Donald Trump is a man with a troubled past.
Cut to a cartoon-y stock chart showing WWE stock price in 2009
In less than a week owning the WWE, he drove its stock price into the floor.
Cut back to the Stunner, because why the hell not?
Donald Trump couldn't sell a Stone Cold Stunner with Steve Austin next to him. How do you think he'll stand up to Putin?
Quick cut to closeup of HRC
I'm Hilary Clinton, and can I get a hell yeah?
posted by Mayor West at 4:42 AM on July 28, 2016 [15 favorites]


In less than a week owning the WWE, he drove its stock price into the floor.

[Derail] They landed in some hot water with the FCC over that stunt when they put out one of their usual fake press releases announcing the "sale" to Trump. They quickly learned a valuable lesson that week about a key difference between being a private company and a newly public one. [/Derail]
posted by dances with hamsters at 6:46 AM on July 28, 2016 [2 favorites]


Most Important is a hard sell. The article itself makes a pretty good case for Johnny Ace's Cutter, given how many other beloved moves it inspired, and honestly I think that would have been my vote even before reading the article. (This assumes we're limiting the pool to finishing moves...I guess if you really want the single most important move in professional wrestling it's probably something completely boring but totally necessary like some hold or whip or clothesline. Chin Lock?)

However, I will absolutely accept what the article actually seems to argue, which is that the STS is some combination of the most perfect and best Finishing Move in professional wrestling history. Reasons not even focused on in the article: Relative safety to both competitors, ease regardless of size/strength/weariness of competitors, safe in all environments and no locational requirements. Just a terrific move. Perhaps the best piece of evidence that the Stunner was perfect: it was Stone Cold Steve Austin's only finisher for the entire duration of his career (as that character).
posted by jermsplan at 6:50 AM on July 28, 2016


I guess if you really want the single most important move in professional wrestling it's probably something completely boring but totally necessary like some hold or whip or clothesline. Chin Lock?

The headlock. Matches are built around headlocks, because headlocks are the rest periods and when wrestlers plan out the intermediate part of the match they haven't "written" yet. (It's real easy to whisper to your opponent when you're in a headlock or holding them in a headlock; moreso than a chinlock, because one wrestler's face is mostly hidden.)
posted by mightygodking at 8:44 AM on July 28, 2016 [2 favorites]

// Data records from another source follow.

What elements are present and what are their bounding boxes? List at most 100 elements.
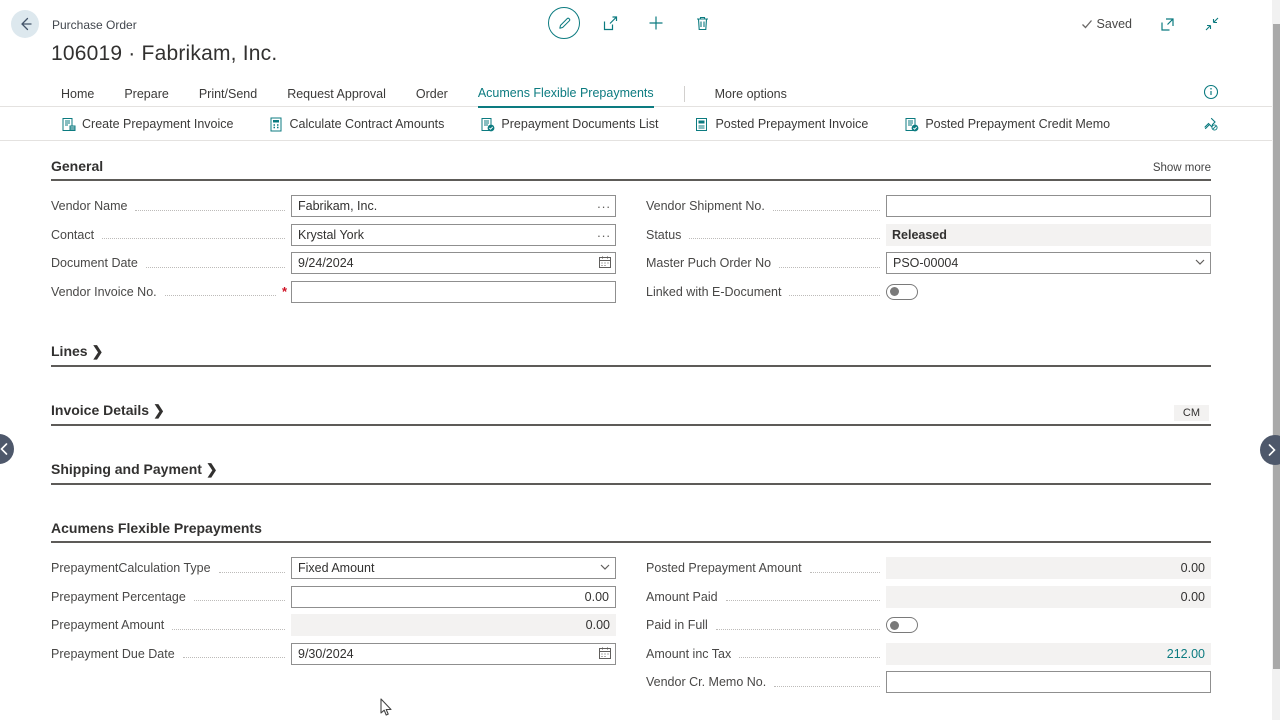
collapse-icon <box>1205 17 1219 31</box>
field-prepayment-calculation-type: PrepaymentCalculation Type <box>51 557 616 579</box>
chevron-down-icon <box>1193 255 1207 269</box>
document-date-input[interactable] <box>291 252 616 274</box>
amount-inc-tax-drilldown[interactable]: 212.00 <box>1167 647 1205 661</box>
dotted-leader <box>219 572 285 573</box>
delete-button[interactable] <box>686 7 718 39</box>
calendar-icon <box>598 255 612 269</box>
vertical-scrollbar[interactable] <box>1272 0 1280 720</box>
field-label: Contact <box>51 228 94 242</box>
amount-inc-tax-field: 212.00 <box>886 643 1211 665</box>
prepayment-amount-value: 0.00 <box>291 614 616 636</box>
field-label: Vendor Name <box>51 199 127 213</box>
dotted-leader <box>172 629 285 630</box>
posted-prepayment-invoice-button[interactable]: Posted Prepayment Invoice <box>694 117 868 132</box>
field-label: Vendor Invoice No. <box>51 285 157 299</box>
tab-divider <box>684 86 685 102</box>
create-prepayment-invoice-button[interactable]: Create Prepayment Invoice <box>61 117 233 132</box>
vendor-name-input[interactable] <box>291 195 616 217</box>
field-status: Status Released <box>646 224 1211 246</box>
action-bar: Create Prepayment Invoice Calculate Cont… <box>0 108 1272 141</box>
general-section-header: General Show more <box>51 158 1211 181</box>
lines-section-header[interactable]: Lines❯ <box>51 343 1211 367</box>
field-prepayment-percentage: Prepayment Percentage <box>51 586 616 608</box>
amount-paid-value: 0.00 <box>886 586 1211 608</box>
calculate-contract-amounts-button[interactable]: Calculate Contract Amounts <box>269 117 444 132</box>
edit-button[interactable] <box>548 7 580 39</box>
field-label: Prepayment Percentage <box>51 590 186 604</box>
invoice-details-section-header[interactable]: Invoice Details❯ CM <box>51 402 1211 426</box>
calendar-button[interactable] <box>598 255 612 272</box>
tab-more-options[interactable]: More options <box>715 87 787 107</box>
dotted-leader <box>102 238 285 239</box>
dotted-leader <box>689 238 880 239</box>
assist-edit-button[interactable]: ... <box>597 196 611 211</box>
tab-order[interactable]: Order <box>416 87 448 107</box>
page-content: General Show more Vendor Name ... Contac… <box>51 141 1211 700</box>
info-button[interactable] <box>1203 84 1219 103</box>
scrollbar-thumb[interactable] <box>1273 24 1280 669</box>
invoice-details-section-title: Invoice Details❯ <box>51 402 165 419</box>
dotted-leader <box>165 295 276 296</box>
next-record-button[interactable] <box>1260 435 1280 465</box>
back-arrow-icon <box>17 16 33 32</box>
tab-request-approval[interactable]: Request Approval <box>287 87 386 107</box>
back-button[interactable] <box>11 10 39 38</box>
share-icon <box>602 15 619 32</box>
documents-list-icon <box>480 117 495 132</box>
previous-record-button[interactable] <box>0 434 14 464</box>
tab-acumens-flexible-prepayments[interactable]: Acumens Flexible Prepayments <box>478 86 654 108</box>
tab-print-send[interactable]: Print/Send <box>199 87 257 107</box>
dotted-leader <box>789 295 880 296</box>
field-vendor-cr-memo-no: Vendor Cr. Memo No. <box>646 671 1211 693</box>
pin-button[interactable] <box>1202 116 1219 136</box>
trash-icon <box>695 15 710 31</box>
field-label: Vendor Cr. Memo No. <box>646 675 766 689</box>
popout-icon <box>1160 17 1175 32</box>
plus-icon <box>648 15 664 31</box>
contact-input[interactable] <box>291 224 616 246</box>
toggle-knob <box>890 287 899 296</box>
linked-with-edocument-toggle[interactable] <box>886 284 918 300</box>
title-bar: Purchase Order Saved <box>0 0 1280 46</box>
prepayments-section-title: Acumens Flexible Prepayments <box>51 520 262 536</box>
dotted-leader <box>135 210 285 211</box>
open-in-new-window-button[interactable] <box>1157 14 1177 34</box>
cm-badge[interactable]: CM <box>1174 405 1209 421</box>
master-purch-order-no-select[interactable] <box>886 252 1211 274</box>
posted-prepayment-credit-memo-button[interactable]: Posted Prepayment Credit Memo <box>904 117 1110 132</box>
required-asterisk: * <box>282 284 287 299</box>
assist-edit-button[interactable]: ... <box>597 225 611 240</box>
prepayment-due-date-input[interactable] <box>291 643 616 665</box>
chevron-down-icon <box>598 560 612 574</box>
shipping-payment-section-header[interactable]: Shipping and Payment❯ <box>51 461 1211 485</box>
dotted-leader <box>183 657 285 658</box>
collapse-window-button[interactable] <box>1202 14 1222 34</box>
vendor-cr-memo-no-input[interactable] <box>886 671 1211 693</box>
field-label: Vendor Shipment No. <box>646 199 765 213</box>
field-amount-inc-tax: Amount inc Tax 212.00 <box>646 643 1211 665</box>
tab-prepare[interactable]: Prepare <box>124 87 168 107</box>
status-value: Released <box>886 224 1211 246</box>
prepayment-calculation-type-select[interactable] <box>291 557 616 579</box>
shipping-payment-section-title: Shipping and Payment❯ <box>51 461 218 478</box>
show-more-link[interactable]: Show more <box>1153 162 1211 174</box>
posted-prepayment-amount-value: 0.00 <box>886 557 1211 579</box>
toggle-knob <box>890 621 899 630</box>
paid-in-full-toggle[interactable] <box>886 617 918 633</box>
prepayment-percentage-input[interactable] <box>291 586 616 608</box>
tab-strip: Home Prepare Print/Send Request Approval… <box>0 81 1272 107</box>
calendar-button[interactable] <box>598 646 612 663</box>
info-icon <box>1203 84 1219 100</box>
share-button[interactable] <box>594 7 626 39</box>
prepayments-fields: PrepaymentCalculation Type Prepayment Pe… <box>51 557 1211 700</box>
vendor-invoice-no-input[interactable] <box>291 281 616 303</box>
field-label: Master Puch Order No <box>646 256 771 270</box>
prepayment-documents-list-button[interactable]: Prepayment Documents List <box>480 117 658 132</box>
chevron-left-icon <box>0 443 9 455</box>
new-button[interactable] <box>640 7 672 39</box>
dropdown-button[interactable] <box>1193 255 1207 272</box>
dropdown-button[interactable] <box>598 560 612 577</box>
vendor-shipment-no-input[interactable] <box>886 195 1211 217</box>
tab-home[interactable]: Home <box>61 87 94 107</box>
field-linked-with-edocument: Linked with E-Document <box>646 281 1211 303</box>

I'm Hilary Clinton, and can I get a hell yeah?

What a closer! Thanks for the morning laugh.
posted by wyndham at 8:46 AM on July 28, 2016


It's a hilarious move because I can't even tell what the mechanism of the alleged stunning blow is supposed to be. Is he supposedly banging the victim's chin against his knee? Whiplash to the neck? Shoulder to thorax?

In any case, it's glorious when someone like The Rock does a full-body rebound like a cartoon character getting knocked across the room with a single blow.
posted by straight at 9:23 AM on July 28, 2016 [2 favorites]


The headlock is good, mightygodking, but I'm going to nominate the Irish whip. Because it establishes wrestling physics, and once you accept that 'I'm going to swing you by your arm so hard that you will be unable to stop yourself bouncing off the ropes back to me' works, then you can accept that almost any other move makes sense.

(also here's Rusev crushing his sell of the Stone Cold Stunner at this year's Wrestlemania)
posted by sporkwort at 12:34 PM on July 28, 2016 [2 favorites]


straight: "It's a hilarious move because I can't even tell what the mechanism of the alleged stunning blow is supposed to be. Is he supposedly banging the victim's chin against his knee? Whiplash to the neck? Shoulder to thorax? "

It looks to me like he's separating the head from the body. Like trying to rip someone's head completely off, failing, but in the process dislocating every bone in the neck and paralyzing them from the shoulders down. Which is why the Rock's sell is so great. "He has permanently paralyzed me! I am selling it by actively and energetically flailing!"